Just my 2 cents worth.
Mike
Many Miles of Happy Motoring
3469 Posts on Old VCCA Chat
@35mike My electric on the 53 is a priming pump. I run on the mechanical pump.
7046 old site posts
Save a life, adopt a senior shelter pet
There are many good people. If you can't find one, be one.
1938 Master Business Coupe-Sold, now living in New Jersey
1953 210 Sedan
Mike and I are on the same page about fuel pumps and 6V systems, I previously had a 1922 American LaFrance fire engine that was 6v, and although I usually started it by hand, the 6 volt battery would sling the 855 cu in six around enough to start it. I had monster cables on it and every connection was cleaned every year. For the 1936 GMC, if it sits longer than a week, I usually squirt about 5cc's of gas into the carb with hypodermic which is enough to fire the engine and get the mechanical pump in action.

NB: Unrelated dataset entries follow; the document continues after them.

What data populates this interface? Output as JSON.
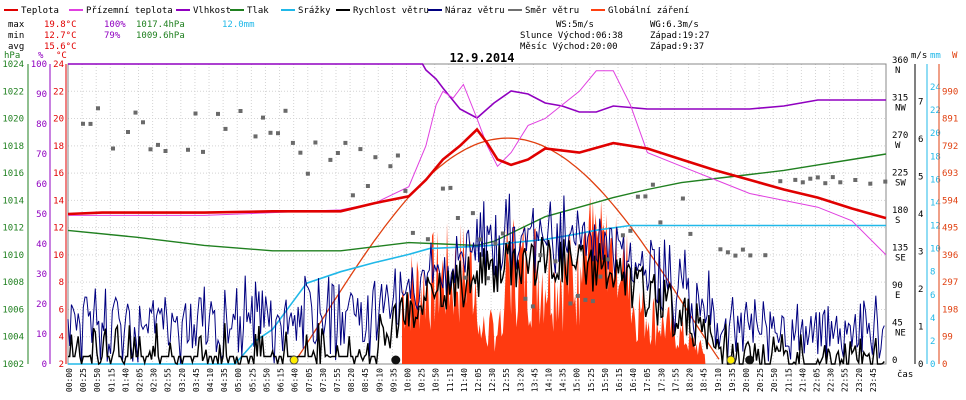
{
  "chart_data": {
    "type": "line",
    "title": "12.9.2014",
    "legend": [
      {
        "name": "Teplota",
        "color": "#e00000"
      },
      {
        "name": "Přízemní teplota",
        "color": "#e040e0"
      },
      {
        "name": "Vlhkost",
        "color": "#9000c0"
      },
      {
        "name": "Tlak",
        "color": "#208020"
      },
      {
        "name": "Srážky",
        "color": "#20b8e8"
      },
      {
        "name": "Rychlost větru",
        "color": "#000000"
      },
      {
        "name": "Náraz větru",
        "color": "#000080"
      },
      {
        "name": "Směr větru",
        "color": "#707070"
      },
      {
        "name": "Globální záření",
        "color": "#ff4010"
      }
    ],
    "stats": {
      "max_label": "max",
      "max_temp": "19.8°C",
      "max_hum": "100%",
      "max_press": "1017.4hPa",
      "max_rain": "12.0mm",
      "min_label": "min",
      "min_temp": "12.7°C",
      "min_hum": "79%",
      "min_press": "1009.6hPa",
      "avg_label": "avg",
      "avg_temp": "15.6°C"
    },
    "info": {
      "ws": "WS:5m/s",
      "wg": "WG:6.3m/s",
      "sun_rise": "Slunce Východ:06:38",
      "sun_set": "Západ:19:27",
      "moon_rise": "Měsíc Východ:20:00",
      "moon_set": "Západ:9:37"
    },
    "axis_units": {
      "hpa": "hPa",
      "pct": "%",
      "degc": "°C",
      "ms": "m/s",
      "mm": "mm",
      "w": "W",
      "time": "čas"
    },
    "axes": {
      "pressure": {
        "ylim": [
          1002,
          1024
        ],
        "ticks": [
          "1024",
          "1022",
          "1020",
          "1018",
          "1016",
          "1014",
          "1012",
          "1010",
          "1008",
          "1006",
          "1004",
          "1002"
        ]
      },
      "humidity": {
        "ylim": [
          0,
          100
        ],
        "ticks": [
          "100",
          "90",
          "80",
          "70",
          "60",
          "50",
          "40",
          "30",
          "20",
          "10",
          "0"
        ]
      },
      "temperature": {
        "ylim": [
          2,
          24
        ],
        "ticks": [
          "24",
          "22",
          "20",
          "18",
          "16",
          "14",
          "12",
          "10",
          "8",
          "6",
          "4",
          "2"
        ]
      },
      "direction": {
        "ylim": [
          0,
          360
        ],
        "ticks": [
          "360",
          "315",
          "270",
          "225",
          "180",
          "135",
          "90",
          "45",
          "0"
        ],
        "names": [
          "N",
          "NW",
          "W",
          "SW",
          "S",
          "SE",
          "E",
          "NE",
          ""
        ]
      },
      "wind": {
        "ylim": [
          0,
          8
        ],
        "ticks": [
          "7",
          "6",
          "5",
          "4",
          "3",
          "2",
          "1",
          "0"
        ]
      },
      "rain": {
        "ylim": [
          0,
          26
        ],
        "ticks": [
          "24",
          "22",
          "20",
          "18",
          "16",
          "14",
          "12",
          "10",
          "8",
          "6",
          "4",
          "2",
          "0"
        ]
      },
      "radiation": {
        "ylim": [
          0,
          1089
        ],
        "ticks": [
          "990",
          "891",
          "792",
          "693",
          "594",
          "495",
          "396",
          "297",
          "198",
          "99",
          "0"
        ]
      },
      "time_ticks": [
        "00:00",
        "00:25",
        "00:50",
        "01:15",
        "01:40",
        "02:05",
        "02:30",
        "02:55",
        "03:20",
        "03:45",
        "04:10",
        "04:35",
        "05:00",
        "05:25",
        "05:50",
        "06:15",
        "06:40",
        "07:05",
        "07:30",
        "07:55",
        "08:20",
        "08:45",
        "09:10",
        "09:35",
        "10:00",
        "10:25",
        "10:50",
        "11:15",
        "11:40",
        "12:05",
        "12:30",
        "12:55",
        "13:20",
        "13:45",
        "14:10",
        "14:35",
        "15:00",
        "15:25",
        "15:50",
        "16:15",
        "16:40",
        "17:05",
        "17:30",
        "17:55",
        "18:20",
        "18:45",
        "19:10",
        "19:35",
        "20:00",
        "20:25",
        "20:50",
        "21:15",
        "21:40",
        "22:05",
        "22:30",
        "22:55",
        "23:20",
        "23:45"
      ]
    },
    "series": [
      {
        "name": "Teplota",
        "unit": "°C",
        "x": [
          0,
          1,
          2,
          4,
          6,
          8,
          9,
          10,
          10.5,
          11,
          11.5,
          12,
          12.3,
          12.6,
          13,
          13.5,
          14,
          15,
          16,
          17,
          18,
          19,
          20,
          21,
          22,
          23,
          24
        ],
        "values": [
          13.0,
          13.1,
          13.1,
          13.1,
          13.2,
          13.2,
          13.8,
          14.3,
          15.5,
          17.0,
          18.0,
          19.2,
          18.2,
          17.0,
          16.6,
          17.0,
          17.8,
          17.5,
          18.2,
          17.8,
          17.0,
          16.2,
          15.5,
          14.8,
          14.2,
          13.4,
          12.7
        ]
      },
      {
        "name": "Přízemní teplota",
        "unit": "°C",
        "x": [
          0,
          2,
          4,
          6,
          8,
          9,
          10,
          10.5,
          10.8,
          11,
          11.3,
          11.6,
          12,
          12.3,
          12.6,
          13,
          13.5,
          14,
          14.5,
          15,
          15.5,
          16,
          16.5,
          17,
          18,
          19,
          20,
          21,
          22,
          23,
          24
        ],
        "values": [
          12.9,
          12.9,
          12.9,
          13.1,
          13.3,
          13.8,
          15.0,
          18.0,
          21.0,
          22.0,
          21.5,
          22.5,
          20.0,
          18.0,
          16.5,
          17.5,
          19.5,
          20.0,
          21.0,
          22.0,
          23.5,
          23.5,
          21.0,
          17.5,
          16.5,
          15.5,
          14.5,
          14.0,
          13.5,
          12.5,
          10.0
        ]
      },
      {
        "name": "Vlhkost",
        "unit": "%",
        "x": [
          0,
          10.4,
          10.5,
          10.8,
          11,
          11.5,
          12,
          12.5,
          13,
          13.5,
          14,
          14.5,
          15,
          15.5,
          16,
          17,
          18,
          19,
          20,
          21,
          22,
          23,
          24
        ],
        "values": [
          100,
          100,
          98,
          95,
          92,
          85,
          82,
          87,
          91,
          90,
          87,
          86,
          84,
          84,
          86,
          85,
          85,
          85,
          85,
          86,
          88,
          88,
          88
        ]
      },
      {
        "name": "Tlak",
        "unit": "hPa",
        "x": [
          0,
          2,
          4,
          6,
          8,
          9,
          10,
          11,
          12,
          12.5,
          13,
          13.5,
          14,
          15,
          16,
          17,
          18,
          19,
          20,
          21,
          22,
          23,
          24
        ],
        "values": [
          1011.8,
          1011.3,
          1010.7,
          1010.3,
          1010.3,
          1010.6,
          1010.9,
          1010.8,
          1010.7,
          1011.0,
          1011.6,
          1012.2,
          1012.8,
          1013.5,
          1014.2,
          1014.8,
          1015.3,
          1015.6,
          1015.9,
          1016.2,
          1016.6,
          1017.0,
          1017.4
        ]
      },
      {
        "name": "Srážky",
        "unit": "mm",
        "x": [
          0,
          4.9,
          5.5,
          6.0,
          6.5,
          7.0,
          8.0,
          9.0,
          10.0,
          10.6,
          12.0,
          12.5,
          13.0,
          14.0,
          14.8,
          15.5,
          16.5,
          17.0,
          24
        ],
        "values": [
          0,
          0,
          2.0,
          3.0,
          5.0,
          7.0,
          8.0,
          8.8,
          9.5,
          10.0,
          10.2,
          10.3,
          10.5,
          10.8,
          11.2,
          11.6,
          12.0,
          12.0,
          12.0
        ]
      },
      {
        "name": "Rychlost větru",
        "unit": "m/s"
      },
      {
        "name": "Náraz větru",
        "unit": "m/s"
      },
      {
        "name": "Směr větru",
        "unit": "°"
      },
      {
        "name": "Globální záření",
        "unit": "W/m2",
        "x": [
          6.6,
          7,
          8,
          9,
          10,
          11,
          12,
          12.5,
          13,
          13.5,
          14,
          14.5,
          15,
          15.5,
          16,
          16.5,
          17,
          17.5,
          18,
          18.5,
          19.2
        ],
        "values": [
          0,
          40,
          180,
          360,
          560,
          720,
          800,
          810,
          810,
          800,
          770,
          720,
          650,
          560,
          470,
          380,
          290,
          200,
          110,
          40,
          0
        ]
      }
    ],
    "markers": {
      "sunrise": "06:38",
      "sunset": "19:27",
      "moonrise": "20:00",
      "moonset": "09:37"
    },
    "grid": true
  }
}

Happy New Year to all as well. Like Patrick and Mike, none of my 6 volt vehicles have been converted to 12 volts and all have stock mechanical fuel pumps. My experience is very similar, they all crank very well and start fine without priming, even after sitting for weeks. As I’ve mentioned previously, those with glass bowl filters immediately ahead of the carburetor seem to crank for a shorter duration than those without.

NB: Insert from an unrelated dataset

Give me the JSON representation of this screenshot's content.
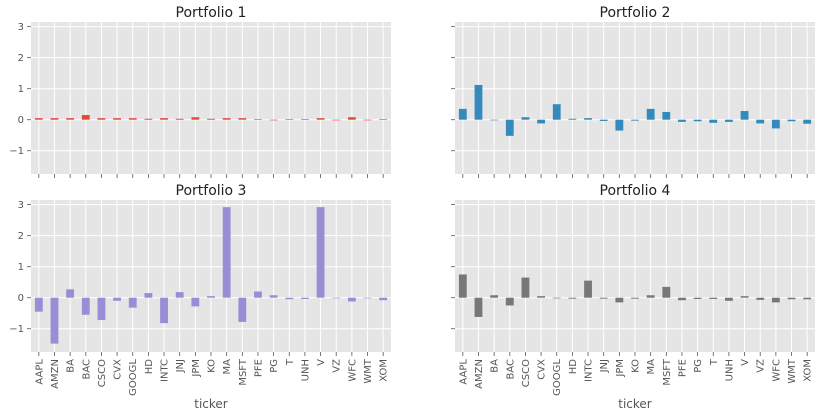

@michael-falise I hadn't thought about the glass filter. My 41 Coupe has a Carter W1 carb with a glass fuel filter attached to the carb. The filter should hold enough fuel to start if the carb immediately. Since this one is not road worthy because of the brakes, I can't figure if it will even need a prime to start more quickly. I'm prepared though, to install an electric fuel pump for priming but it might be a good back up if the mechanical pump should fail.
@jerry-berry I recommend using an old style mechanical pump that can be rebuilt with modern parts (diaphragm), rather that the possibly crappy, sealed, Made in China, ones that you can buy at your local supplier. I carry a rebuild kit with me when I go on tours, but I have almost no fear that I will ever need it.
Mike
Many Miles of Happy Motoring
3469 Posts on Old VCCA Chat
@35mike Mike, I literally laughed out loud with your comment about carrying a fuel pump rebuild kit with you. I did drive from Paris, TN to Tupelo, MS about 350 miles round trip in my 54 Belair, but it had only 38K miles on it. I can't tell you how satisfying that was. My 55 has been sitting a while while I'm tinkering with these 84 year old cars (same age as me). I'm hoping my two 41 Chevys will be equally as reliable.
Your plumbing diagram for the electric fuel pump bypass shows that the fuel that goes through the electric pump doesn't go through the filter. I am wondering why you didn't put the filter before the tee to the electric pump...or am I misinterpreting the situation.